The open source distributed web search engine that searches by meaning

What is DawnSearch?

DawnSearch aims to be an alternative to the search engines controlled by big corporations.

DawnSearch is distributed, which means it does not run on a single server, or even on a single continent. Volunteers from all over the world can host their own DawnSearch instance, which will then connect to the others to form a global search engine.
DawnSearch is open, which means that everyone can take the source, and do with it whatever they want. Development is done in an open community, where every voice is valuable and is heard.
DawnSearch does not search for the words you type in directly. An AI model will read your search query and convert it into a list of numbers, which is interpeted as a location in 384-dimensional space. All documents in DawnSearch have also been analyzed and given a location. It then simply looks for the documents which are closest to your query.

Privacy

This DawnSearch instance does not actively collect data on access, and does not store searches. However, some information may be temporarily stored in log files. Due to the way DawnSearch works, a processed form of your seach query is sent to other instances. Do not use DawnSearch to search for any sensitive information.

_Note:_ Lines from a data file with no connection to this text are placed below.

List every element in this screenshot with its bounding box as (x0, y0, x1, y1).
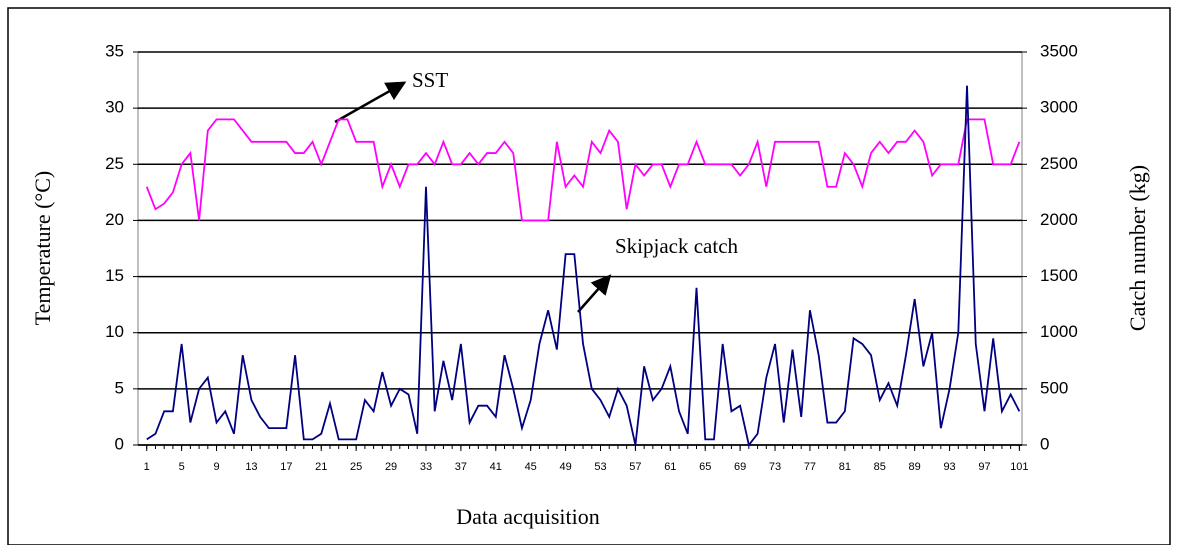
y-tick-label: 25 (105, 154, 124, 173)
y-tick-label: 10 (105, 322, 124, 341)
x-tick-label: 53 (594, 461, 606, 473)
y-tick-label: 35 (105, 41, 124, 60)
y2-tick-label: 0 (1040, 434, 1049, 453)
x-tick-label: 61 (664, 461, 676, 473)
annotation-arrow (334, 81, 407, 124)
x-tick-label: 81 (839, 461, 851, 473)
y2-axis-title: Catch number (kg) (1125, 165, 1150, 331)
x-tick-label: 37 (455, 461, 467, 473)
x-tick-label: 41 (490, 461, 502, 473)
x-tick-label: 65 (699, 461, 711, 473)
series-line (145, 118, 1021, 222)
x-tick-label: 97 (978, 461, 990, 473)
x-tick-label: 25 (350, 461, 362, 473)
y-tick-label: 0 (115, 434, 124, 453)
y-axis-title: Temperature (°C) (30, 171, 55, 325)
y-tick-label: 15 (105, 266, 124, 285)
y2-tick-label: 3000 (1040, 98, 1078, 117)
x-tick-label: 45 (525, 461, 537, 473)
x-tick-label: 85 (874, 461, 886, 473)
x-tick-label: 21 (315, 461, 327, 473)
annotation-arrow (577, 274, 612, 313)
y-tick-label: 5 (115, 378, 124, 397)
x-tick-label: 101 (1010, 461, 1028, 473)
frame (7, 7, 1171, 545)
x-tick-label: 17 (280, 461, 292, 473)
x-tick-label: 69 (734, 461, 746, 473)
y2-tick-label: 2000 (1040, 210, 1078, 229)
y2-tick-label: 500 (1040, 378, 1068, 397)
x-tick-label: 77 (804, 461, 816, 473)
x-tick-label: 93 (943, 461, 955, 473)
x-tick-label: 9 (213, 461, 219, 473)
annotation: SST (412, 68, 448, 92)
series-line (146, 85, 1021, 448)
y2-tick-label: 1500 (1040, 266, 1078, 285)
x-tick-label: 29 (385, 461, 397, 473)
x-tick-label: 49 (559, 461, 571, 473)
x-axis-title: Data acquisition (456, 504, 600, 529)
y2-tick-label: 2500 (1040, 154, 1078, 173)
y-tick-label: 30 (105, 98, 124, 117)
x-tick-label: 89 (909, 461, 921, 473)
x-tick-label: 33 (420, 461, 432, 473)
annotation: Skipjack catch (615, 234, 739, 258)
x-tick-label: 5 (179, 461, 185, 473)
x-tick-label: 1 (144, 461, 150, 473)
x-tick-label: 13 (245, 461, 257, 473)
x-tick-label: 57 (629, 461, 641, 473)
x-tick-label: 73 (769, 461, 781, 473)
y2-tick-label: 1000 (1040, 322, 1078, 341)
y2-tick-label: 3500 (1040, 41, 1078, 60)
y-tick-label: 20 (105, 210, 124, 229)
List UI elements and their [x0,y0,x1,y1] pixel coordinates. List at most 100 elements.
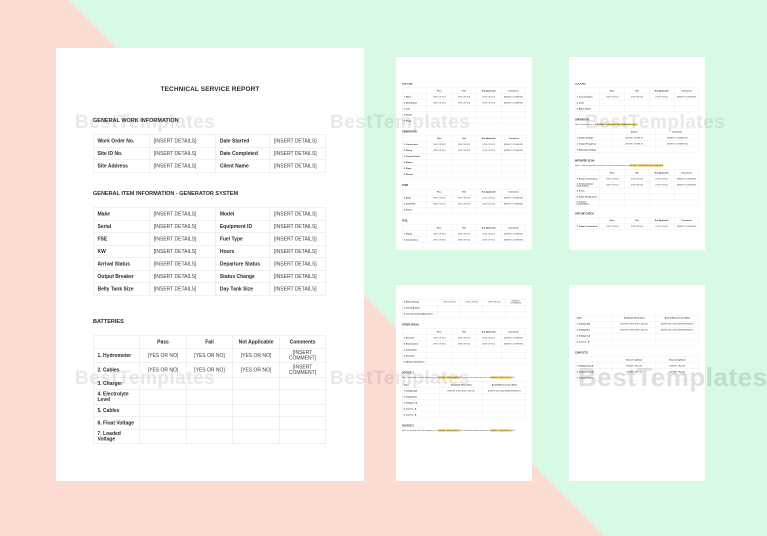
contacts-table: Source 1 (phase) Source 2 (phase) 1. Volta… [574,356,699,381]
table-cell: [YES OR NO] [139,362,187,378]
operation-note: Note: Running form is at [INSERT TEMPERA… [575,123,699,126]
source-2-note: Note: Displayed value for frequency is a… [402,429,526,432]
document-page-5: Value Displayed Value (Vac) Actual Measure… [569,285,705,481]
table-cell: Status Change [215,270,270,283]
table-row: 4. Current - B [574,338,699,346]
table-cell: [INSERT COMMENT] [279,348,326,363]
data-table: Pass Fail Not Applicable Comments 1. Power C… [574,217,699,230]
data-table: Pass Fail Not Applicable Comments 1. Body [YE… [401,188,526,214]
table-cell [451,358,477,365]
data-table: Pass Fail Not Applicable Comments 1. Hydrome… [93,335,326,444]
table-cell [476,171,502,178]
table-cell [673,187,699,194]
section-heading-cooling: COOLING [574,83,586,86]
section-heading-generator: GENERATOR [401,130,417,133]
table-cell: Make [92,207,150,221]
table-cell [279,416,326,430]
table-row: 1. Hydrometer [YES OR NO] [YES OR NO] [YES … [93,348,326,363]
table-row: 1. Structure [YES OR NO] [YES OR NO] [YES O… [401,334,526,341]
table-cell: [INSERT DETAILS] [269,257,327,271]
table-cell: [INSERT DETAILS] [149,159,216,173]
table-cell: 5. Module Cleanliness [401,358,428,365]
table-cell: [YES OR NO] [624,223,650,230]
table-cell: [YES OR NO] [599,223,625,230]
table-cell [599,199,625,206]
infrared-note: Note: Cable temperature reached a maximu… [575,164,699,167]
table-cell: 2. Connections [401,236,428,243]
table-cell [500,117,526,124]
table-cell: Work Order No. [92,134,150,148]
table-cell: 3. Charger [93,377,140,390]
table-cell [451,117,477,124]
document-page-4: 2. Relay Testing [YES OR NO] [YES OR NO] [Y… [396,285,532,481]
data-table: Pass Fail Not Applicable Comments 1. Connect… [401,135,526,178]
table-row: 1. Wires [YES OR NO] [YES OR NO] [YES OR NO… [401,93,526,100]
section-heading-source-2: SOURCE 2 [401,424,414,427]
table-cell [612,146,656,153]
table-cell: [INSERT DETAILS] [149,207,216,221]
table-cell [139,404,187,417]
table-cell: [INSERT DETAILS] [149,147,216,160]
table-cell: [INSERT DETAILS] [149,282,216,296]
table-cell [139,429,187,444]
table-cell: [INSERT DETAILS] [269,270,327,283]
table-cell: Equipment ID [215,220,270,233]
table-cell: [INSERT DETAILS] [269,282,327,296]
table-cell [139,416,187,430]
table-row: 5. Plugs [401,117,526,124]
table-cell: [INSERT COMMENT] [279,362,326,378]
table-row: 3. Voltage C-A [574,332,699,340]
source-1-note: Note: Displayed value for frequency is a… [402,376,526,379]
note-highlight: [INSERT TEMPERATURE READING] [629,164,664,167]
table-cell [673,105,699,112]
column-header: Comments [500,188,526,196]
table-row: 2. Wiring [YES OR NO] [YES OR NO] [YES OR N… [401,147,526,154]
table-cell [482,411,526,418]
table-cell [476,117,502,124]
table-row: FSE [INSERT DETAILS] Fuel Type [INSERT DETA… [92,232,327,246]
table-cell [624,199,650,206]
table-cell: 4. Current - B [574,338,613,346]
table-cell: 2. Fuel Filter [401,200,428,208]
note-text: . [663,164,664,167]
table-cell: 2. Cables [93,362,140,378]
table-cell: [INSERT COMMENT] [673,93,699,100]
general-item-information-table: Make [INSERT DETAILS] Model [INSERT DETAILS… [92,207,327,296]
note-highlight: [INSERT TEMPERATURE READING POINT] [597,123,638,126]
table-row: Site Address [INSERT DETAILS] Client Name[… [92,159,327,173]
table-cell: [YES OR NO] [232,362,280,378]
table-cell [624,187,650,194]
section-heading-batteries: BATTERIES [93,318,124,325]
table-cell [624,105,650,112]
table-cell [426,206,452,214]
table-cell [649,105,675,112]
table-cell [186,377,233,390]
table-row: 3. Charger [93,377,326,390]
table-cell: [INSERT DETAILS] [149,257,216,271]
table-cell: Fuel Type [215,232,270,246]
table-cell: [INSERT DETAILS] [269,147,327,160]
section-heading-ignition: IGNITION [401,83,413,86]
table-cell [612,374,656,381]
table-cell: Client Name [215,159,270,173]
table-row: 4. Electrolyte Level [93,389,326,405]
table-cell: 6. Mounts [401,171,428,178]
table-cell [186,416,233,430]
table-cell [451,171,477,178]
table-cell [279,404,326,417]
table-row: 5. Current - B [401,411,526,418]
data-table: Value Displayed Value (Vac) Actual Measure… [401,381,526,418]
table-row: 4. Control Contact Adjustment [401,310,526,318]
table-cell: [INSERT DETAILS] [149,270,216,283]
note-text: Hz. [511,429,516,432]
table-cell: 3. Block Heater [574,105,601,112]
table-cell: 1. Power Connections [574,223,601,230]
generator-table: Pass Fail Not Applicable Comments 1. Connect… [401,135,526,178]
table-cell: [YES OR NO] [476,236,502,243]
table-row: 3. Block Heater [574,105,699,112]
table-cell [186,389,233,405]
document-page-2: IGNITION Pass Fail Not Applicable Comments 1… [396,57,532,250]
table-cell [460,310,484,318]
batteries-table: Pass Fail Not Applicable Comments 1. Hydrome… [93,335,326,444]
table-cell: [INSERT DETAILS] [269,159,327,173]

Does this work as well as Google, Bing, Brave Search etc?

Currently, no. DawnSearch has just 0.1% of the data of one of a big dataset loaded. And this is still only a part of the internet. Over the next coming months the index will expand, and we will have to discover what that does to the quality of the results. As DawnSearch is an experiment, we hope to find a lot of improvments still.

AI and statistics

DawnSearch uses AI and statistical techniques in order to search. This does mean that biases may be present. For example, certain kinds of language use may not be detected as 'English' and would then be excluded from the index. The AI model used, all-MiniLM-L6-v2, may also prefer certain content over others. This is currently unknown. For example, it could decide it likes pages written by a male author more than written by a female. These biases may come from the training data itself, or it may happen because the AI is not human and thinks differently than we do.

Open Source / Free Software

The code for this instance is available on GitHub under an open source / free software license. In short, anyone is free to modify this software, with the important note that if they give other people access, they will also have to share their modifications with them.